Note: The next two or three posts will have its code written in Python. After them, I’ll be moving exclusively to Julia due to performance issues.
I was recently asked to evaluate if there’s any kind of relationship between the geophysical signatures of magnetic+radiometric data and iron mineralizations. The datasets for the study area is about 10 gigabytes, with nearly 40 million lines – which is too much for both my notebook and for the personal server which runs this website’s nginx.
But the main point here is that there`s not many iron-mineralized points to build a decent model. Actually, there were only 10 confirmed points for a really large area. Well, I decided to try anyway, but instead of using the actual measurement values, my solution was resorting to RGB pixels.

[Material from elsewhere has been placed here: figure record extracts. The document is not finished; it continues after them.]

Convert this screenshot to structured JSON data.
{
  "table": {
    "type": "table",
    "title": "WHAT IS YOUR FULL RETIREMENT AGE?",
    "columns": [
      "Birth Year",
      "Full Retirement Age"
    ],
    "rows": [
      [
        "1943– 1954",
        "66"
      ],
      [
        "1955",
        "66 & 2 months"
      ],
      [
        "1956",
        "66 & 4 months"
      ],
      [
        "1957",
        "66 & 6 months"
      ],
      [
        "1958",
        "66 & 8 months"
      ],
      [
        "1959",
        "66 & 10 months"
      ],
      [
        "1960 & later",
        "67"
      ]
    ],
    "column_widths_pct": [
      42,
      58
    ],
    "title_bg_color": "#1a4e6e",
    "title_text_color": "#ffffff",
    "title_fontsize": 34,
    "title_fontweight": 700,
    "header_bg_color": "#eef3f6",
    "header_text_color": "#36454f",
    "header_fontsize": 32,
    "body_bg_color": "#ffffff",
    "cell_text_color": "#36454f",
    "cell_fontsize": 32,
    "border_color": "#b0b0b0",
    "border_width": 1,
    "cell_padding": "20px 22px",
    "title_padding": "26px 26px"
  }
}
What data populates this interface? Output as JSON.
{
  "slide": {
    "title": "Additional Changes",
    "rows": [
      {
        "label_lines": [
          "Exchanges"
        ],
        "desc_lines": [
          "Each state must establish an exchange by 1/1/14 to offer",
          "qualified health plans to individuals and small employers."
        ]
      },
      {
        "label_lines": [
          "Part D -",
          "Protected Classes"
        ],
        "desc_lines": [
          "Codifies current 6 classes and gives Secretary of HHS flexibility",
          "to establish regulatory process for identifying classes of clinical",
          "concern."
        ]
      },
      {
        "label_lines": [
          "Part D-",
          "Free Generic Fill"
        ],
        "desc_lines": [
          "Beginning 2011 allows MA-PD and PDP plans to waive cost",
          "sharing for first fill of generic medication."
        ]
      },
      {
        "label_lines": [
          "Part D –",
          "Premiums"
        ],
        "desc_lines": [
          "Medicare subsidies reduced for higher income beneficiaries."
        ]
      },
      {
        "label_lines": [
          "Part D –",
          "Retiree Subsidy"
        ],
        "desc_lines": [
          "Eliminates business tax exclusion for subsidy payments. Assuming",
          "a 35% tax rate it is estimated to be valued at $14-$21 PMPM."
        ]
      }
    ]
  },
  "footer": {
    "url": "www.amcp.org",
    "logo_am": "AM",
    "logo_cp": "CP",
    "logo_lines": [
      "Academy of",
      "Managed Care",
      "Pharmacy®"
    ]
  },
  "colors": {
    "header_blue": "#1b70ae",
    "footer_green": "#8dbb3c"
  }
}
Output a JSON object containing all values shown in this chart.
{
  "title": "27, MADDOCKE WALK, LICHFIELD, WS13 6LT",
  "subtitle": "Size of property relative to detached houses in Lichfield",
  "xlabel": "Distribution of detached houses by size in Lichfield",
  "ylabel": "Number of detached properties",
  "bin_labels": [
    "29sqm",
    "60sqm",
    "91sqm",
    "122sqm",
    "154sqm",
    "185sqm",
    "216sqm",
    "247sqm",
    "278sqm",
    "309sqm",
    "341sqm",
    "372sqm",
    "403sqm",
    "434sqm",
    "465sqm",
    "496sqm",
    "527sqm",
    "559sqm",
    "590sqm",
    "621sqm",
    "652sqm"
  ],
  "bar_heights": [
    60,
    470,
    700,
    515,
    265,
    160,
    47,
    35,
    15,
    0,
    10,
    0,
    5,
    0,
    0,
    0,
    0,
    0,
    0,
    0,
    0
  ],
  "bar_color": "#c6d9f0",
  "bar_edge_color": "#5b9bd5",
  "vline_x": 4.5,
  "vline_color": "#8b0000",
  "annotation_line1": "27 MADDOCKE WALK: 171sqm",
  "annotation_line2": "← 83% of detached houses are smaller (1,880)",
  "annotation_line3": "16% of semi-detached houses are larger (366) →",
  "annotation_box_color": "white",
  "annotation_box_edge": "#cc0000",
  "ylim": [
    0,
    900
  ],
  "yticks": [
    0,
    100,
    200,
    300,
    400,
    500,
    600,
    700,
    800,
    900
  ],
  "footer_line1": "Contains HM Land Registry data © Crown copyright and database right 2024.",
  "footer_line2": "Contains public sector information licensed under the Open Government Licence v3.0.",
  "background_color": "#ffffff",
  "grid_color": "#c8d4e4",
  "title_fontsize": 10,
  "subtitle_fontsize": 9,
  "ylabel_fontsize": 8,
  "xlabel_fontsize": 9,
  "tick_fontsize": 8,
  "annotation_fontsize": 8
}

I had two types of data: the magnetic and radiometric data. The former is more related with deeper structures than the latter (which has a depth of few meters, or even centimeter). From the magnetic data, I decided to generate a mesh with the total gradient/analytic signal. For the radiometric data, I generated 6 meshs: the amount of potassium, thorium and uranium and the ratios betweeen them. However, those meshes are in 256-bit RGB, which would give me a very, very, large spectrum of colors to work with. I simplified them by transforming it in a 5-scale color, ranging from “Very Low” to “Very High”.
The second step was all about getting RGB values from the training dataset we had. Both iron and non-iron points had it’s coordinates in geographic values, so I simply converted them to UTM (because my GeoTiff images were in UTM) and then converted those UTM values to the pixel positions. Each RGB channel had its own column in a pandas dataframe, totalizing about 21 columns and ~200 lines on the dataset. Adding the labels was pretty much a nobrainer.
Anyway, since I would be predicting the probability of each pixel having iron or not, I scanned all pixels from the seven images as well in order to build the prediction dataset. It took nearly six hours to process this task, since interpreted python code is pretty much slow (and I couldn’t figure how to write what I want in numpy code). Over 400.000 lines with 21 features each, a pretty good dataset to toy with.
After this, a more direct approach: normalizing all data, building a 9x9x1 neural network with a hyperbolic tangent at the output layer, training data with the initial dataset… and predicting against each line of the total dataset. I didn’t ever bother with a testing dataset for validating because the training dataset was already too small.
The prediction analysis was pretty much done in a geological context. There were over 1000 points with prediction score over 0.9 (in a scale from -1 to 1). Those points appeared in a random pattern over all geological features, some of which already known to not contain iron. This takes me to the fact that the provided dataset wasn’t enough to establish a good model between the geophysical signatures and the mineralizations (as I expected), or at least that the provided image inputs aren’t really correlated to the problem.
Note: The Jupyter notebook, as well as the inputs and outputs, are located at Github.